Patients were treated with linear accelerators with 4-MV photons (n = 5), 6-MV photons (n = 45), 8-MV photons (n = 11), 10-MV photons (n = 5), and 16 to 18 MV photons (n = 6). A two-field opposed lateral technique was used in 10 patients, a three-field technique in 30 patients, a five-field technique in 20 patients, and a combination of these techniques in 22 patients. The most frequent combination was opposed lateral fields, followed by a three-field (n = 13) or a five-field technique (n = 5). In the time period 1985 to 1990, the radiation dose to the tumor was prescribed at the tumor encompassing isodose, and from 1991 to 1998 it was prescribed at a central point in the tumor accor-ding to the recommendations of the International Commission on Radiation Units and Measurements (ICRU)20.
Ophthalmological follow-up, defined as the period between the first day of irradiation and the last ophthalmological examination, had to be at least 18 months. Five patients were excluded because they were lost to follow-up before 18 months, reducing the cohort to 72.
Visual fields were obtained with Goldmann kinetic perimetry. The visual field data of all patients at diagnosis, after neurosurgery, radiation therapy, and in follow-up were reviewed by one neuro-ophthalmologist (J.-W.R.P.).
The diagnosis of RON was based on the criteria of Kline et al.18 and Parsons et al.19; 1) irreversible visual loss with visual field defects of optic nerve or chiasmal origin; 2) absence of visual pathway compression caused by recurrence or progression of tumor, radiation-induced neoplasm, arachnoidal adhesions around the chiasm, radiation retinopathy, or other ophthalmologic disease; 3) absence of optic edema; 4) optic disc pallor noted within six to eight weeks after onset of symptoms. The diagnosis of RON was also based on review of visual fields, visual acuity, and fundoscopic examinations in combination with brain imaging.

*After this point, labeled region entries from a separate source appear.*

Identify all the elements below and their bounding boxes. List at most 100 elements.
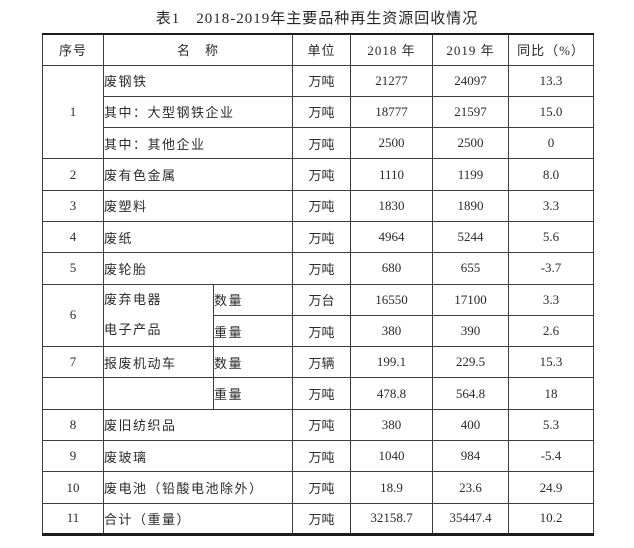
- cell-seq: [42, 377, 104, 410]
- cell-seq: 10: [42, 471, 104, 504]
- cell-name: 废电池（铅酸电池除外）: [102, 471, 294, 504]
- cell-yoy: 3.3: [508, 283, 595, 316]
- cell-seq: 7: [42, 346, 104, 379]
- table-row: 10 废电池（铅酸电池除外） 万吨 18.9 23.6 24.9: [42, 471, 595, 504]
- cell-yoy: -3.7: [508, 252, 595, 285]
- cell-2018: 16550: [350, 283, 434, 316]
- header-row: 序号 名 称 单位 2018 年 2019 年 同比（%）: [42, 33, 595, 66]
- cell-2019: 21597: [432, 95, 510, 129]
- cell-yoy: 3.3: [508, 189, 595, 222]
- cell-yoy: 13.3: [508, 64, 595, 97]
- table-row: 5 废轮胎 万吨 680 655 -3.7: [42, 252, 595, 285]
- cell-2019: 17100: [432, 283, 510, 316]
- cell-2019: 23.6: [432, 471, 510, 504]
- cell-seq: 2: [42, 158, 104, 191]
- cell-name: 其中：其他企业: [102, 127, 294, 160]
- table-row: 2 废有色金属 万吨 1110 1199 8.0: [42, 158, 595, 191]
- cell-2018: 380: [350, 408, 434, 442]
- cell-seq: 11: [42, 502, 104, 536]
- header-cell-yoy: 同比（%）: [508, 33, 595, 66]
- cell-name: 废纸: [102, 220, 294, 254]
- cell-name: 废弃电器 电子产品: [103, 283, 214, 348]
- cell-name: 废轮胎: [102, 252, 294, 285]
- cell-yoy: 8.0: [508, 158, 595, 191]
- table-row: 6 废弃电器 电子产品 数量 万台 16550 17100 3.3: [42, 283, 595, 348]
- cell-unit: 万吨: [292, 158, 352, 191]
- cell-unit: 万吨: [292, 252, 352, 285]
- table-row: 7 报废机动车 数量 万辆 199.1 229.5 15.3: [42, 346, 595, 379]
- cell-yoy: 5.3: [508, 408, 595, 442]
- cell-2018: 199.1: [350, 346, 434, 379]
- cell-seq: 6: [42, 283, 104, 348]
- cell-unit: 万吨: [292, 377, 352, 410]
- cell-unit: 万吨: [292, 471, 352, 504]
- cell-2019: 1199: [432, 158, 510, 191]
- cell-yoy: 0: [508, 127, 595, 160]
- table-row: 重量 万吨 380 390 2.6: [43, 314, 595, 348]
- cell-name: [103, 377, 214, 410]
- cell-2019: 564.8: [432, 377, 510, 410]
- cell-unit: 万吨: [292, 64, 352, 97]
- cell-2018: 1110: [350, 158, 434, 191]
- cell-2018: 2500: [350, 127, 434, 160]
- cell-2019: 1890: [432, 189, 510, 222]
- cell-name: 废玻璃: [102, 440, 294, 473]
- cell-2019: 400: [432, 408, 510, 442]
- cell-yoy: 18: [508, 377, 595, 410]
- cell-seq: 4: [42, 220, 104, 254]
- cell-name: 合计（重量）: [102, 502, 294, 536]
- cell-name: 废钢铁: [102, 64, 294, 97]
- cell-unit: 万辆: [292, 346, 352, 379]
- table-row: 4 废纸 万吨 4964 5244 5.6: [42, 220, 595, 254]
- table-row: 重量 万吨 478.8 564.8 18: [42, 377, 595, 410]
- cell-2018: 1830: [350, 189, 434, 222]
- header-cell-2019: 2019 年: [432, 33, 510, 66]
- table-caption: 表1 2018-2019年主要品种再生资源回收情况: [155, 11, 479, 27]
- cell-2019: 2500: [432, 127, 510, 160]
- cell-name: 其中：大型钢铁企业: [102, 95, 294, 129]
- name-line-2: 电子产品: [104, 322, 163, 338]
- header-cell-no: 序号: [42, 33, 104, 66]
- table-row: 其中：其他企业 万吨 2500 2500 0: [43, 127, 595, 160]
- recycling-table: 序号 名 称 单位 2018 年 2019 年 同比（%） 1 废钢铁 万吨 2…: [42, 33, 595, 536]
- cell-unit: 万吨: [292, 408, 352, 442]
- cell-unit: 万吨: [292, 127, 352, 160]
- table-row: 其中：大型钢铁企业 万吨 18777 21597 15.0: [43, 95, 595, 129]
- cell-yoy: 5.6: [508, 220, 595, 254]
- cell-yoy: 10.2: [508, 502, 595, 536]
- cell-unit: 万吨: [292, 502, 352, 536]
- cell-yoy: 2.6: [508, 314, 595, 348]
- cell-yoy: 15.0: [508, 95, 595, 129]
- cell-unit: 万吨: [292, 314, 352, 348]
- cell-2019: 984: [432, 440, 510, 473]
- header-cell-name: 名 称: [102, 33, 294, 66]
- table-row: 9 废玻璃 万吨 1040 984 -5.4: [42, 440, 595, 473]
- cell-2018: 680: [350, 252, 434, 285]
- cell-2018: 4964: [350, 220, 434, 254]
- cell-unit: 万吨: [292, 220, 352, 254]
- cell-seq: 3: [42, 189, 104, 222]
- table-row: 1 废钢铁 万吨 21277 24097 13.3: [42, 64, 595, 160]
- cell-name: 废有色金属: [102, 158, 294, 191]
- table-row: 8 废旧纺织品 万吨 380 400 5.3: [42, 408, 595, 442]
- cell-name: 废旧纺织品: [102, 408, 294, 442]
- cell-unit: 万台: [292, 283, 352, 316]
- cell-yoy: 24.9: [508, 471, 595, 504]
- cell-sub-label: 数量: [212, 283, 294, 316]
- cell-2019: 35447.4: [432, 502, 510, 536]
- cell-unit: 万吨: [292, 95, 352, 129]
- cell-2019: 24097: [432, 64, 510, 97]
- cell-sub-label: 数量: [212, 346, 294, 379]
- cell-unit: 万吨: [292, 440, 352, 473]
- cell-2018: 21277: [350, 64, 434, 97]
- cell-2019: 229.5: [432, 346, 510, 379]
- cell-sub-label: 重量: [212, 314, 294, 348]
- cell-2018: 380: [350, 314, 434, 348]
- cell-2019: 390: [432, 314, 510, 348]
- cell-2018: 18.9: [350, 471, 434, 504]
- cell-seq: 5: [42, 252, 104, 285]
- cell-seq: 1: [42, 64, 104, 160]
- header-cell-2018: 2018 年: [350, 33, 434, 66]
- cell-2018: 18777: [350, 95, 434, 129]
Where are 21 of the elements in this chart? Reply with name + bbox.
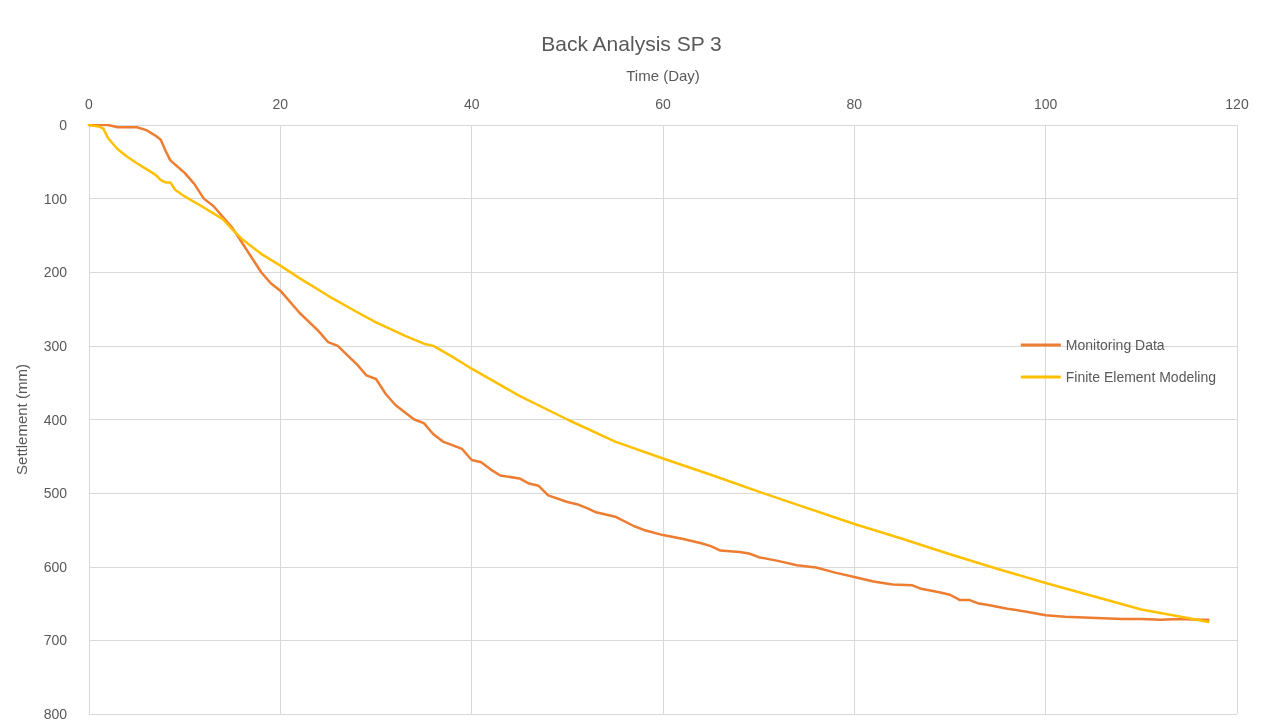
y-tick-label: 600 [43, 558, 68, 575]
x-tick-label: 120 [1225, 96, 1249, 112]
x-tick-label: 80 [846, 96, 863, 112]
y-tick-label: 500 [43, 485, 68, 502]
chart-title: Back Analysis SP 3 [541, 32, 722, 55]
x-tick-label: 20 [272, 96, 289, 112]
legend-label: Finite Element Modeling [1065, 369, 1216, 385]
y-axis-title: Settlement (mm) [13, 364, 30, 475]
y-tick-label: 400 [43, 411, 68, 428]
x-tick-label: 0 [85, 96, 94, 112]
y-tick-label: 200 [43, 264, 68, 281]
x-axis-title: Time (Day) [626, 67, 700, 84]
y-tick-label: 100 [43, 190, 68, 207]
x-tick-label: 60 [655, 96, 671, 112]
legend-label: Monitoring Data [1065, 337, 1165, 353]
x-tick-label: 40 [463, 96, 480, 112]
y-tick-label: 0 [59, 117, 68, 133]
y-tick-label: 800 [43, 706, 68, 722]
y-tick-label: 700 [43, 632, 68, 649]
x-tick-label: 100 [1033, 96, 1058, 112]
y-tick-label: 300 [43, 337, 68, 354]
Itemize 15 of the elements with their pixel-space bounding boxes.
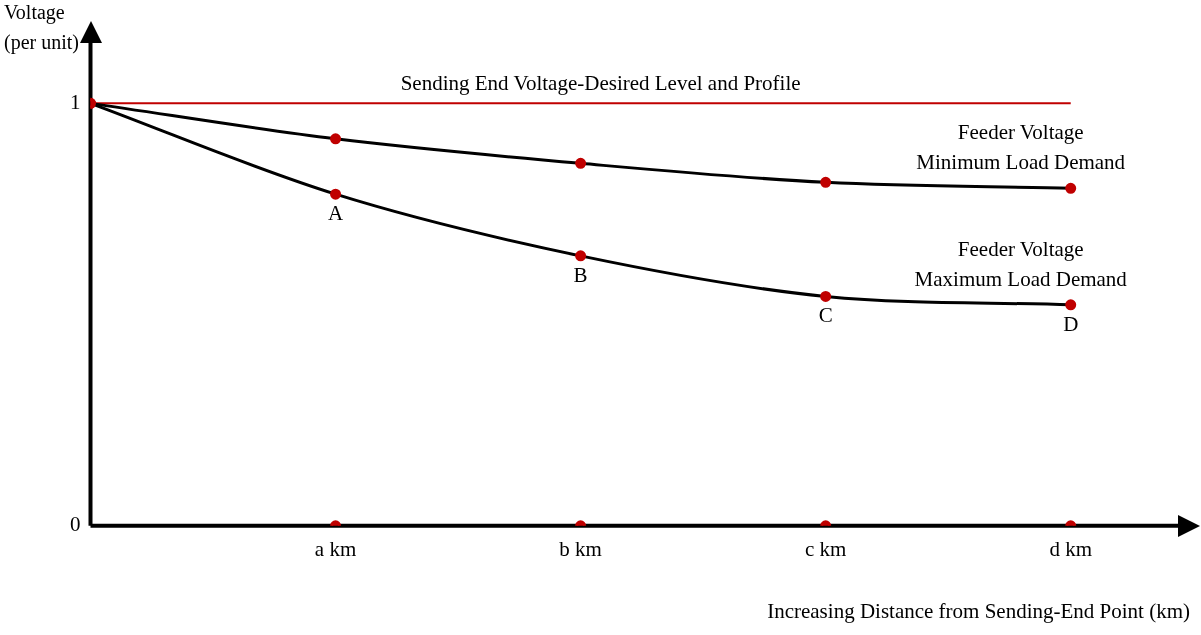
x-tick-label: a km bbox=[314, 536, 357, 561]
series-label: Feeder Voltage Minimum Load Demand bbox=[916, 120, 1126, 175]
y-tick-label: 0 bbox=[70, 512, 81, 537]
x-axis-title: Increasing Distance from Sending-End Point (km) bbox=[767, 599, 1190, 624]
annotation: A bbox=[327, 201, 344, 226]
x-tick-label: d km bbox=[1049, 536, 1093, 561]
y-axis-title: Voltage (per unit) bbox=[4, 1, 79, 55]
x-tick-label: c km bbox=[804, 536, 847, 561]
annotation: C bbox=[818, 303, 833, 328]
series-label: Feeder Voltage Maximum Load Demand bbox=[914, 236, 1128, 291]
x-tick-label: b km bbox=[559, 536, 602, 561]
annotation: D bbox=[1063, 311, 1079, 336]
ref-line-label: Sending End Voltage-Desired Level and Profile bbox=[400, 71, 801, 96]
annotation: B bbox=[573, 262, 588, 287]
y-tick-label: 1 bbox=[70, 89, 81, 114]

For our review of the published literature on RON, we performed a search of Medline between 1966 and May 2003 and a search of Embase between 1989 and May 2003. Key words were radiation optic neuropathy, nonfunctioning pituitary adenoma, and radiotherapy. All articles that included patients with NFA were checked for vision loss caused by radiation therapy. The references retrieved by Medline and Embase were screened for other references not found using the aforementioned key words.
To estimate the incidence of RON in NFA, we included only cohort series of patients in which RON was studied. In reports that included functioning and nonfunctio-ning pituitary adenomas, we included only those in which the number of NFA and RON cases were reported. To evaluate risk factors for RON, we included only those cases from series and case reports in which radiation treatment data were available. Our calculations include our own series as well as previous reports. The 95% confidence interval was calculated assuming a binomial distribution.